Bowles v. Adelson

61 F. Supp. 288 | S.D.N.Y. | 1944

COXE, District Judge.

This is a suit for an injunction restraining the defendants from selling candies and confections until they prepare and keep available for examination a base period statement as required by Section 1499.11 of the General Maximum Price Regulation.

The plaintiff previously moved for an injunction pendente lite, and, when this motion was denied, the case was referred to a master to hear and report. A hearing was thereafter had before the master, and he has rendered a report recommending that no injunction be granted and that judgment be entered for the defendants denying relief to the plaintiff.

There was little conflict in the testimony before the master, and his findings of the essential facts may be briefly summarized.

The defendants are manufacturers of candy, which they sell at wholesale; they are the successors to Charles R. Adelson Co., Inc., which, in March 1942, conducted the business. The defendant Charles R. Adelson is the active head of the concern.

In 1942, the Adelson Company and the defendants together did a business of $309,-000, of which, in March 1942, 97.15% was with chain stores, and the remaining 2.85%, amounting to $909.23, was at prices higher than the prices paid by the chain stores. The defendant Charles R. Adelson was thoroughly familiar with Section 1499.11 of the Regulation requiring preparation of a base period statement, and he considered that the price lists of the two principal chain stores making purchases during March 1942 constituted a proper base period statement under the Regulation. These price lists, together with invoices showing prices at which the miscellaneous sales of $909.23 were made, were placed in a folder in an office safe where they were kept for preservation.

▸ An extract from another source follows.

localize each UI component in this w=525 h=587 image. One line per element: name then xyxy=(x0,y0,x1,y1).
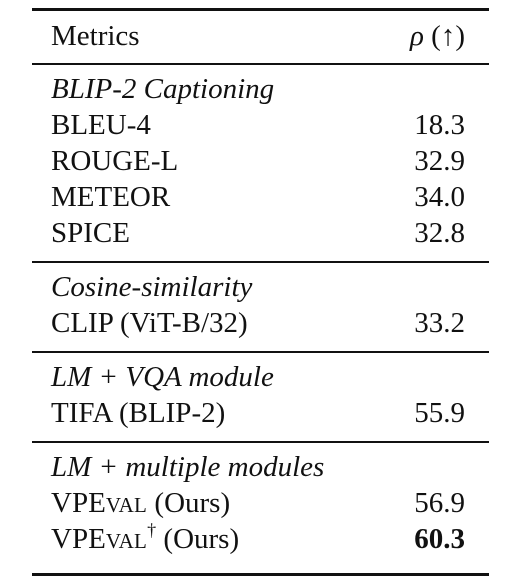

On January 21, 1944, an investigator from the Office of Price Administration visited the place of business of the defendants, and asked to see the base period statement. After some conversation with the investigator, the defendant Charles R. Adelson signed a written survey form, in which he admitted that no base period statement had been prepared showing the highest prices charged in March 1942, or the other information required by the Regulation.

On February 24, 1944, the complaint in the present action was filed, and some time later, and prior to the hearing before the master, the defendants prepared a base period statement, which the plaintiff concedes contains “substantially all the details required of a base period statement”. A copy of this statement has been conspicuously posted in the defendants’ place of business.

Section 1499.11 of the General Maximum Price Regulation provides that every person selling commodities or services for which maximum prices are established shall “prepare, on or before July 1, 1942, * * * and thereafter keep for examination by any person during ordinary business hours, a statement showing: (1) The highest prices which he charged for such of those commodities or services as he delivered or supplied during March 1942 * * * together with an appropriate description or identification of each such commodity or service; and (2) All his customary allowances, discounts, and other price differentials.”

I think it is perfectly clear that the chain store price lists and other invoices preserved by the defendants were in no way a compliance with this Regulation; they were merely evidentiary matter to assist the defendants in the preparation of the base period statement and to support the statement when it was prepared. It is apparent, also, from the findings made by the master that the defendant Charles R. Adelson was thoroughly familiar with the Regulation and what it required. I do not think, either, that it is a sufficient answer that the chain store price lists and the miscellaneous invoices furnished “substantially all information required to be furnished in a base period statement”, for obviously the administrative authority should not be required in each case to search through a multitude of supporting records to ascertain the base period prices called for by the Regulation. I cannot escape the conclusion, therefore, that during a period of a year and a half the defendants violated the Regulation in failing to prepare and keep for examination a base period statement.

The question remains whether the master was right in recommending that no injunction should issue. Ordinarily, the right to an injunction is not defeated by the defendant’s discontinuance of his illegal conduct if the likelihood of its resumption is found to exist. Securities and *290Exchange Commission v. Okin, 2 Cir., 139 F.2d 87, 88. But in the present case the injunction is sought only until the defendants shall prepare a base period statement containing the information required by the Regulation. This base period statement has now been prepared, and the plaintiff concedes that it is satisfactory. There is, therefore, nothing more for the defendants to do except to keep the statement “for examination by any person during ordinary business hours”; and it is unlikely that the defendants will fail to meet that requirement. I think, therefore, that the reason for the injunction no longer exists. Northwestern Light & Power Co. v. Town of Milford, 8 Cir., 82 F.2d 45, 47; Femmer v. City of Juneau, 9 Cir., 97 F.2d 649, 654; Mills v. Green, 159 U.S. 651, 16 S.Ct. 132, 40 L.Ed. 293; Wingert v. First National Bank, 223 U.S. 670, 32 S.Ct. 391, 56 L.Ed. 605; Brownlow v. Schwartz, 261 U.S. 216, 43 S.Ct. 263, 67 L.Ed. 620.

There may be a decree denying the injunction and dismissing the complaint.